The Africa Union and the ICC
I don’t know quite what to make of this story from the AP of July 3, 2009:
African leaders approve anti-ICC move
SIRTE, Libya (AP) — African leaders have approved a contentious decision to denounce the International Criminal Court and refuse to extradite Sudan’s President Omar al-Bashir.
The final decision by the African Union heads of state summit says AU members “shall not cooperate … in the arrest and transfer of the President of Sudan to the ICC.”
The story adds that “some leaders say there was strong dissent on the text. Benin Foreign Minister Jean-Marie Ehouzou says that Sudan’s neighbor, Chad, objected to the wording.”
At Complex Terrain Lab, Tim Stevens notes that the BBC carries the story as well and adds, “This can’t be good news.” Eric Posner at Volokh Conspiracy puts a broader gloss on it, suggesting that the move demonstrates the “limits of global legalism,” and adds that the ICC
is rapidly being downgraded to a development institution, one that can provide legal and judicial capacity to states that request its help in battles with insurgencies, such as Uganda and the Central African Republic.
The ICC as technical assistance and development organization? If so, it comes wrapped in very peculiar clothing – viz., the power in theory at least to compel its technical assistance. But I suppose that if this report from the AU meetings prove true, then it might turn out to be the ICC has its effects mostly under circumstances where it might look like an institution with independent teeth, but in actual performance is more like a technical assistance body that depends upon cooperation.

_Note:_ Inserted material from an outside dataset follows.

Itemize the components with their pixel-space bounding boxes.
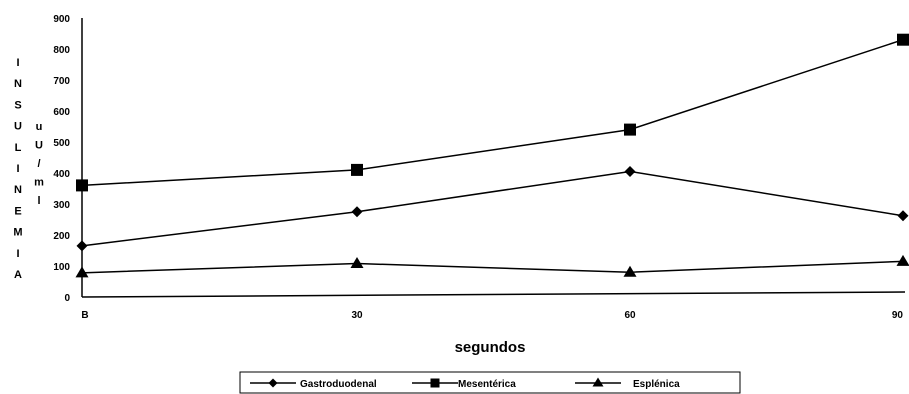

I myself have always thought that the question underlying the ICC is whether it is actually possible to have a judicial institution that is stronger than the political, social and cultural matrix from which judicial institutions ordinarily, in Weberian terms, derive their legitimacy and authority. Eric is expressing a material, realist skepticism; mine is a skepticism based in idealism, one that accepts notions of legitimacy as carrying genuine weight – but which then asks what the basis for legitimacy and authority is supposed to be, and what the theory of legitimacy is, if it does not otherwise satisfy classically Weberian conditions. The answer seemed to be, not a problem, because the ICC will address only such beyond-any-defense issues of genocide and crimes against humanity and obvious war crimes that the question of it being embedded in a pre-existing social order won’t matter. It will have its own legitimacy the way that Nuremberg is supposed to have a kind of auto-legitimation.
Maybe that’s so, and maybe this resolution, if it turns out to be true and lasting, still won’t turn out to have bad effects. Maybe, for example, the EU and the US can put on enough political pressure that it is just another forgotten diplomatic declaration at some forgotten conference. One data point is not the stuff of infinite straight line extrapolation. But still, at first blush this doesn’t look like a great data point on the road to showing that the stuff of the ICC is so obviously bad, bad, bad in the eyes of the “international community” that it obviates the usual Weberian embedding of judicial orders within social and political ones.